HBO's Folklore: All 6 Endings Explained

HBO's Folklore examines Asian superstitions and national folkloric myths. We break down all six endings as well as connecting themes.

Warning: SPOILERS Below For Folklore!

HBO's horror anthology series, Folklore, examines Asian superstitions and national folkloric myths - and the endings for each horror segment are just as confounding as the ones before. Created by HBO Asia, Folklore's six episodes each feature directors from different countries - Indonesia, Japan, Korea, Malaysia, Singapore, and Thailand.

While Folklore's collective cast and crew are perhaps unfamiliar to Western viewers, the anthology is very much worth watching, as it allows the audience to engage with the stories, and to understand the conceptual links, including the superstitions that plague each of the aforementioned countries.

Related: Folklore Review: HBO Asia Brings Its Horror Anthology To The US

Over the past few months, Folklore's segments have premiered at various film festivals, and now, HBO subscribers can experience the horror anthology all at once. Whether it's love, loyalty, or complete lunacy, here are the underlying themes and meanings of Folklore's six endings.


Marissa Anita in Folklore HBO Asia

Folklore begins with "A Mother's Love" - an Indonesian tale from director Joko Anwar. A mother named Marni (Marissa Anita) lands a three-day job at an empty mansion, and brings along her young son, Jodi (Muzakki Ramdhan). Marni then discovers a room full of starving children in the attic, and the police return the kids to their families. Later, Marni continues to struggle financially, and also with Jodi's behavior. Meanwhile, a man on television suggests that the “Attic Children” were taken by “Wewe” - an entity that takes unloved children who are willing to leave their homes. In the ending, Marni realizes that Wewe has manipulated her thoughts, thus making her question her sanity while making Jodi feel unloved. After a brief stay at a psychiatric ward, Marni returns to the mansion’s attic and discovers her missing son. She then stands up to the entity, unafraid and ready to engage. Wewe approaches but doesn’t attack. Instead, the spirit appears to embrace the mother and son.

Folklore's “A Mother’s Love” uses psychological horror to make a statement about familial love and the pain of possibly losing a child. For dramatic purposes, the director uses disgusting visuals to set the tone. When Marni discovers the “Attic Children,” human feces are spread across the floor. Later, a victim reveals the human excrement to be their daily meals. The segment's ending revisits earlier sequences to show alternatives perspectives, thus making it seem like Marni is attempting to recover from a devastating loss. Surprisingly, “A Mother Loves” strays from traditional jump scares for a relatively heartwarming conclusion. Just as Marni loves Jodi, Wewe loves being a motherly figure, even if her techniques are deeply flawed. In this story, the spirit is misunderstood and misguided.


HBO Folklore Tatami

Directed by Takumi Saitoh, this Japanese tale is centered on tatami mat traditions, most notably the idea that a tatami mat absorbs the positive and negative feelings of all the people who have used it. To begin with, a journalist named Makoto (Kazuki Kitamura) takes photos at an abandoned house, and it’s later revealed to be a crime scene. He feels obsessed by a case known as the Shinomiya Family Massacre, but he doesn’t know why; Makoto also learns that his father has just passed away.

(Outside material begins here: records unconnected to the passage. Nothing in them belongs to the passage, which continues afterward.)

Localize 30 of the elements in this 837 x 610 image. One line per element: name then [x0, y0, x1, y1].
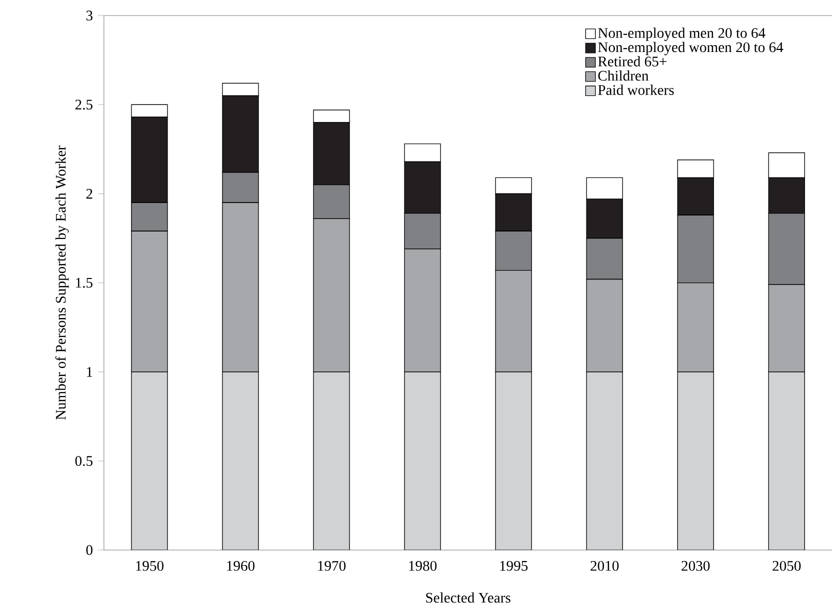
- x-tick-label: 1960: [227, 560, 255, 571]
- x-tick-label: 1995: [500, 560, 528, 571]
- legend-label: Non-employed women 20 to 64: [598, 42, 784, 55]
- y-tick-label: 0.5: [75, 456, 92, 466]
- x-tick-label: 2010: [590, 560, 619, 571]
- bar: [495, 371, 532, 550]
- y-tick-label: 0: [86, 544, 92, 555]
- y-tick-label: 2.5: [75, 100, 92, 110]
- legend-label: Children: [598, 70, 649, 80]
- x-tick-label: 2030: [682, 560, 710, 571]
- y-axis-title: Number of Persons Supported by Each Worker: [55, 145, 69, 420]
- bar: [404, 371, 441, 550]
- bar: [222, 371, 259, 550]
- bar: [677, 371, 714, 550]
- legend-label: Paid workers: [598, 84, 674, 95]
- y-tick-label: 1.5: [76, 278, 92, 288]
- x-tick-label: 1970: [318, 560, 346, 571]
- x-tick-label: 1980: [409, 560, 437, 571]
- legend-label: Non-employed men 20 to 64: [598, 27, 766, 41]
- bar: [768, 371, 805, 550]
- y-tick-label: 1: [87, 366, 92, 377]
- bar: [131, 371, 168, 550]
- legend-label: Retired 65+: [598, 56, 666, 66]
- y-tick-label: 2: [86, 188, 92, 198]
- x-axis-title: Selected Years: [426, 592, 510, 602]
- bar: [313, 371, 350, 550]
- y-tick-label: 3: [86, 10, 92, 20]
- x-tick-label: 1950: [136, 560, 164, 571]
- bar: [586, 371, 623, 550]
- x-tick-label: 2050: [772, 560, 801, 571]
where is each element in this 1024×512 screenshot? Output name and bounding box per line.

Upon arriving back home, he reunites with his mother, and it’s revealed that Makoto is deaf. He experiences haunting memories at home, and the discovery of a bloody tatami mat leads him into a secret room, as well as the past. Makoto's mother, Yoshiko (Misuzu Kanno), explains that her brother-in-law and his assumed uncle (actually his biological father), Koji (Shima Onishi), was killed over an inheritance dispute years before, and that his assumed father (but actual uncle), Tsukasa (Daisuke Kuroda), never fully recovered from the experience. In fact, he never smiled again. Suddenly, the rush of information leads the deaf journalist to remember a repressed memory: he survived the Shinomiya Family Massacre and was then kidnapped, with the psychological trauma being the reason for his hearing loss. In the end, the tatami mat sucks up Makoto’s “mother" and he disposes of his camera film.

Overall, Folklore's “Tatami” effectively connects the dots with flashback montages and visual clues, but it’s heavy on narrative exposition. Similarly to “A Mother’s Love,” the director revisits sequences to expand on the historical aspects and why the protagonist struggles with his memories. While this segment could’ve improved with more character depth, it stays true to the tatami mat concept, and how the past informs the present. Viewers may wonder why a bloody tatami mat is kept around after so many years, but that plot points is connected to the mother’s pride and motivations. She couldn't handle the cards that life dealt her, so she manipulated her reality as a coping mechanism. As for Makoto, he accepts the truth and moves on.